Xinhua News Agency (02.02.12) - Thursday, February 02, 2012
In a recent study, one in five HIV-positive gay and bisexual
men in New Zealand did not know they were infected. According
to the authors, their 2011 research presents the first
estimate of actual and undiagnosed HIV infection among a
community sample of New Zealand men who have sex with men. Of
1,049 MSM tested, 67 had HIV (6.5 percent)- including 14 (20.9
percent) who had no idea, the study found. New Zealand saw a
record 95 new HIV diagnoses among MSM in 2010, continuing an
upward trend noted since 2003.
"The existence of people with undiagnosed HIV infection must
be taken seriously if we're going to bring HIV under better
control," said Dr. Peter Saxton, lead study author with the
University of Otago's Department of Preventive and Social
Medicine. "A person with undiagnosed HIV cannot tell someone
they're infected and might not initiate safe sex."

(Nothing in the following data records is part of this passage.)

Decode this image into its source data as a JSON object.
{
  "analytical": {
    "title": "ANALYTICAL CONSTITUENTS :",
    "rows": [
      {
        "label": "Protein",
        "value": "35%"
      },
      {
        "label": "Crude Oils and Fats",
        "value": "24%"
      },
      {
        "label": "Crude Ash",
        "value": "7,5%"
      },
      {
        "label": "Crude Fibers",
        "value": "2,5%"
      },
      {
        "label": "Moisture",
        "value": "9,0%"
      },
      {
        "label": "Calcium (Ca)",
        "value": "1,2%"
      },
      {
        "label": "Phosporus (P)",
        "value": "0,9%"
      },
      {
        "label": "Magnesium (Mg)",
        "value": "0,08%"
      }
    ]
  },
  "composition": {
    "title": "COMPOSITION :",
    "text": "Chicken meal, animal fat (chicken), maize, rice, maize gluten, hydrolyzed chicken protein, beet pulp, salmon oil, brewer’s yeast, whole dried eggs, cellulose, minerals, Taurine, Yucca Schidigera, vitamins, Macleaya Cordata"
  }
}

Most of those unknowingly infected had believed they did not
have HIV, and many had previously been tested for the virus.
"The practical reality of this is that everyone, especially
gay men, needs to become better educated, supported, and
proficient at safe sex to control HIV and other [STDs],"
Saxton said. "Individuals with HIV who remain undiagnosed
delay treatments that can improve their quality of life and
life expectancy" and reduce their infectiousness to others, he
said. "New Zealand has one of the best records of HIV control
internationally, and we need to keep it that way by
encouraging condom use and earlier diagnosis among those most
Previously, one in 20 gay and bisexual men in Auckland were
thought to have HIV, said Shaun Robinson, executive director
of the New Zealand AIDS Foundation. The new study suggests
that figure is now one in 15, Robinson said.